Pemberdayaan adalah membagkitkan kesadaran kritis masyarakat untuk berfikir menolong dirinya sendiri, dan fasilitator pemberdayaan adalah pihak yang bertugas membuka ruang-ruang yang memungkinkan kesadaran itu bisa bangkit. proses itu kemudian dilanjutkan dengan membangkitkan kemampuan lewat proses pembelajaran yang mencerahkan melalui strategi komunikasi yang partisipatif. Jadi yang dilakukan bukanlah menyuap petani, karena metodologi menyuap atau mendikte sama dengan mencuri hak-hak dan kesempatan belajar bagi petani. Karena ini “pembelajaran”, maka orientasi utama kita adalah proses. Memotong tahapan proses pemberdayaan, dengan alasan mengejar target, sama dengan melakukan pembantaian terhadap kesempatan petani untuk mandiri.
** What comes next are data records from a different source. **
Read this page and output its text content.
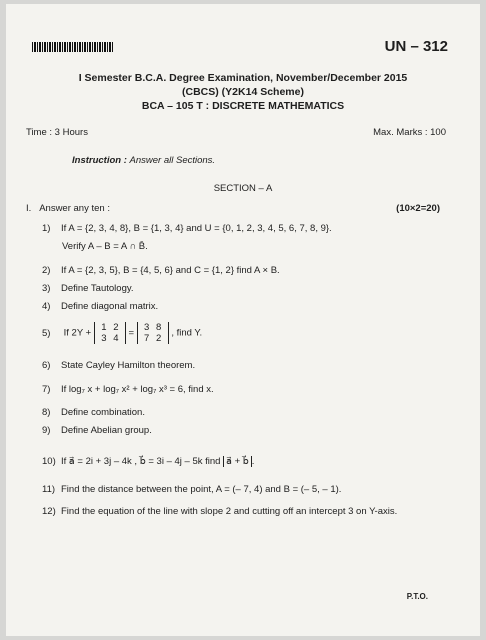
UN – 312
I Semester B.C.A. Degree Examination, November/December 2015
(CBCS) (Y2K14 Scheme)
BCA – 105 T : DISCRETE MATHEMATICS
Time : 3 Hours	Max. Marks : 100
Instruction : Answer all Sections.
SECTION – A
I. Answer any ten :	(10×2=20)
1) If A = {2, 3, 4, 8}, B = {1, 3, 4} and U = {0, 1, 2, 3, 4, 5, 6, 7, 8, 9}.
Verify A – B = A ∩ B̄.
2) If A = {2, 3, 5}, B = {4, 5, 6} and C = {1, 2} find A × B.
3) Define Tautology.
4) Define diagonal matrix.
5) If 2Y + 1 2
3 4 = 3 8
7 2 , find Y.
6) State Cayley Hamilton theorem.
7) If log₇ x + log₇ x² + log₇ x³ = 6, find x.
8) Define combination.
9) Define Abelian group.
10) If a⃗ = 2i + 3j – 4k , b⃗ = 3i – 4j – 5k find a⃗ + b⃗ .
11) Find the distance between the point, A = (– 7, 4) and B = (– 5, – 1).
12) Find the equation of the line with slope 2 and cutting off an intercept 3 on Y-axis.
P.T.O.
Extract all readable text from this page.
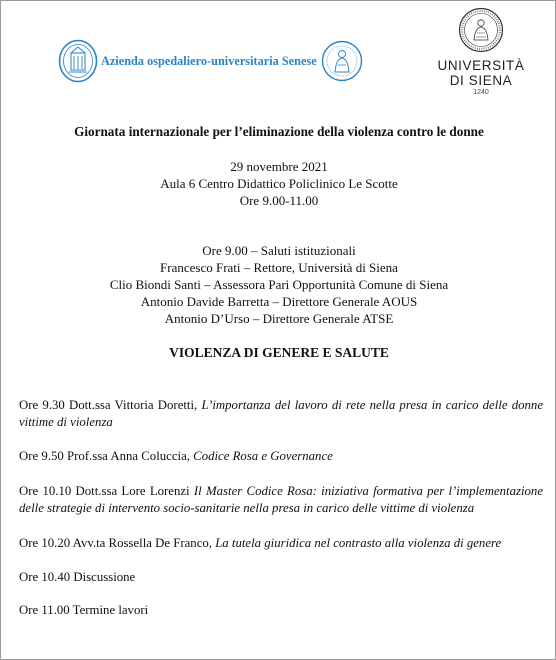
Azienda ospedaliero-universitaria Senese	UNIVERSITÀ
DI SIENA
1240
Giornata internazionale per l’eliminazione della violenza contro le donne
29 novembre 2021
Aula 6 Centro Didattico Policlinico Le Scotte
Ore 9.00-11.00
Ore 9.00 – Saluti istituzionali
Francesco Frati – Rettore, Università di Siena
Clio Biondi Santi – Assessora Pari Opportunità Comune di Siena
Antonio Davide Barretta – Direttore Generale AOUS
Antonio D’Urso – Direttore Generale ATSE
VIOLENZA DI GENERE E SALUTE
Ore 9.30 Dott.ssa Vittoria Doretti, L’importanza del lavoro di rete nella presa in carico delle donne vittime di violenza
Ore 9.50 Prof.ssa Anna Coluccia, Codice Rosa e Governance
Ore 10.10 Dott.ssa Lore Lorenzi Il Master Codice Rosa: iniziativa formativa per l’implementazione delle strategie di intervento socio-sanitarie nella presa in carico delle vittime di violenza
Ore 10.20 Avv.ta Rossella De Franco, La tutela giuridica nel contrasto alla violenza di genere
Ore 10.40 Discussione
Ore 11.00 Termine lavori
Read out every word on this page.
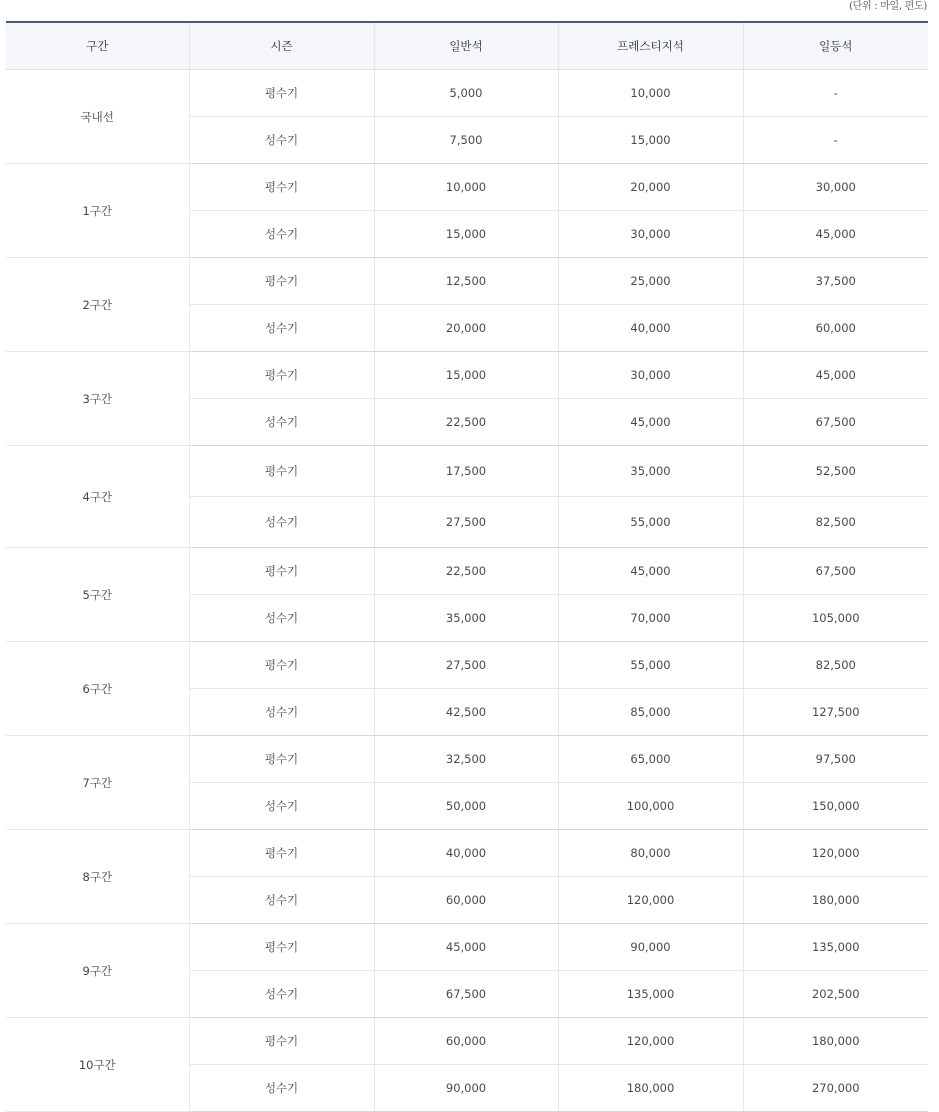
(단위 : 마일, 편도)
구간	시즌	일반석	프레스티지석	일등석
국내선	평수기	5,000	10,000	-
	성수기	7,500	15,000	-
1구간	평수기	10,000	20,000	30,000
	성수기	15,000	30,000	45,000
2구간	평수기	12,500	25,000	37,500
	성수기	20,000	40,000	60,000
3구간	평수기	15,000	30,000	45,000
	성수기	22,500	45,000	67,500
4구간	평수기	17,500	35,000	52,500
	성수기	27,500	55,000	82,500
5구간	평수기	22,500	45,000	67,500
	성수기	35,000	70,000	105,000
6구간	평수기	27,500	55,000	82,500
	성수기	42,500	85,000	127,500
7구간	평수기	32,500	65,000	97,500
	성수기	50,000	100,000	150,000
8구간	평수기	40,000	80,000	120,000
	성수기	60,000	120,000	180,000
9구간	평수기	45,000	90,000	135,000
	성수기	67,500	135,000	202,500
10구간	평수기	60,000	120,000	180,000
	성수기	90,000	180,000	270,000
Jadi akar masalahnya adalah persoalan penerapan “strategi” pemberdayaan yang lebih banyak berorientasi kepada output (hasil) dari pada outcome (dampak).

Tulisan ini hanyalah sekedar renungan yang tidak berpretensi menyalahkan “pihak” manapun terhadap adanya gejala mis-pemberdayaan di lapangan, tulisan ini hanyalah sekedar gelitik dan bahan dialog bagi fasilitator untuk mengantisipasi terjadinya mis-pemberdayaan bagi program yang berjudul “pemberdayaan”, agar tidak terjatuh di lubang yang sama untuk kedua kalinya. Ada beberapa solusi yang bisa diikhtiarkan untuk mensukseskan FMA, khususnya PRA dalam membangun prilaku petani secara komprehensif diantaranya, Pertama, memahami bahwa pemberdayaan petani adalah usaha yang bersifat totalitas dan tuntas, maka perlu menggerakkan semua lingkungan yang memungkinkan pemberdayaan itu bisa terbackup dengan tetap mengedepankan tumbuhnya dinamika emosional, jiwa pengabdian, dan mengantisipasi tumbuhnya mentalitas proyek serta budaya instan (jalan pintas) untuk mencapai tujuan. Kedua, perlunya revitalisasi strategi pemberdayaan, intensitas sosialisasi, penyegaran (refreshing) strategi komunikasi bagi petugas dan fasilitator yang akan berinteraksi langsung dengan petani, dengan tidak mentolerir adanya budaya instan. Ketiga pengayaan referensi dan manual teknik fasilitasi yang bersifat partisipatif, agar pemahaman petugas dan petani tentang penerapan metode FMA, libih komprehensif dan tidak terpahami secara parsial. Keempat, sosalisasi dan desseminasi program hendaknya lebih menekankan kepada substansi dan prinsip pemberdayaan petani dengan fokus membangun kesadaran kritis, menumbuhkan kemampuan petani dalam proses pembelajaran yang partisipatif dan memberikan muatan-muatan pengalaman, mengembangkan kelembagaan dan jejaring petani, agar petani dapat menjadi mandiri sebagai pelaku utama usaha taninya. Hanya dengan kerja yang totalitas dan tuntas sasaran pemberdayaan dapat dicapai.